Jenkins, who was ousted from Barclays in 2015, created 10X Future Technologies in 2016.
He said financial services will experience a 50% decline in branches and staff in the next 10 years. He said we are “at the end of the beginning” of a revolution in financial services where fintech is too narrow a characterization of what is happening.
It is possible that a “Kodak moment” is occurring in which banks become irrelevant to customers, Jenkins said. He said banks must act quickly to avoid this. He said they have to think about doing things that are radically different.
Jenkins in 2015 warned that banks faced an “Uber moment” on account of new technologies.
Cryptocurrencies like bitcoin and artificial intelligence are just the beginning of a new transformation in banking, he said. The banking system, using blockchain, will be transformed in a way that they will no longer really exist.
In a 2015 speech at Chatham House, the Royal Institute of International Affairs in London, an independent policy institute, Jenkins said the fintech sector must be disruptive, meaning it needs to dramatically improve the customer experience. He said fintech would need to see a “ten-fold” increase of the customer experience currently provided by the traditional banking system.
Secondly, technology must power the service and be at its core, he said. And thirdly, there must be a ubiquity to it.
The current fintech climate resembled the first iteration of the industry or, as he calls it, fintech version 1.0. “There is really not that much tech in many fintech companies,” he said, citing that most payments still ride with the traditional banking system, among other examples.
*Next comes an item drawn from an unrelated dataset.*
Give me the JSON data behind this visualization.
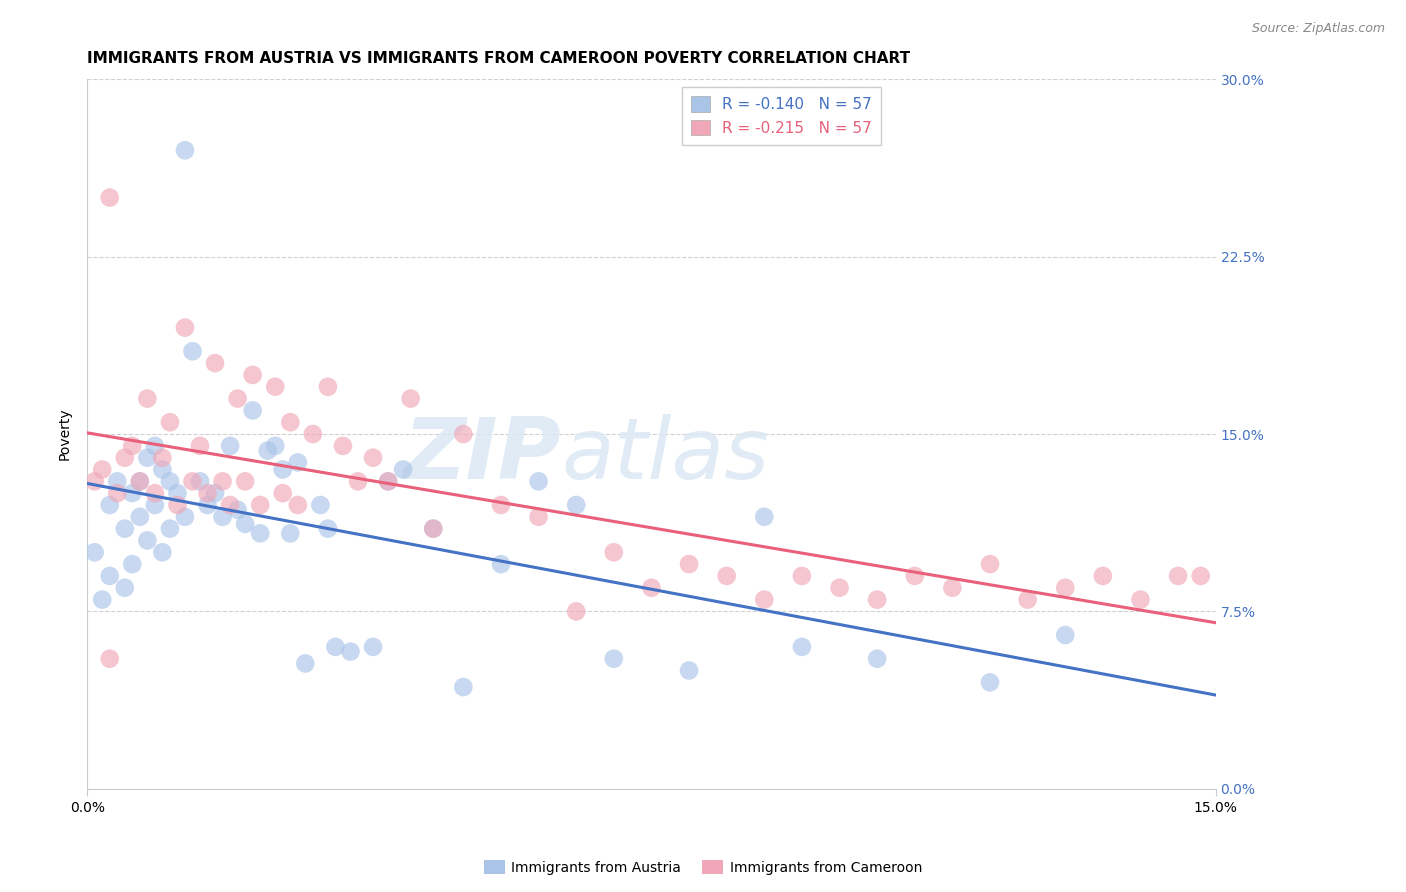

Oliver Bussmann, former chief information officer of UBS, said echoed Jenkins’ recent remarks in saying blockchain is transforming finance by eliminating the need for middle men. He said a new business model is evolving that is decentralized. This change, he said, has been introduced as an equity. One sign is that startups are using cryptocurrency to secure funding and use it as a currency to provide and get paid for services.
Bussmann said there is a different incentive being established today that did not previously exist.
Jenkins and Bussmann both recommended open banking platforms that allow third parties to manage finances, blockchain technologies like cryptocurrencies and artificial intelligence, and recruiting for experts in these areas.
New European Union regulations will require bank customers to be able to use third party, non-banking firms to enact payments and gain access to customer data. The Revised Payment Services Directive (PSD2) takes effect in 2018. Some have argued this could result in millions of revenues lost should companies like Amazon become payment service providers.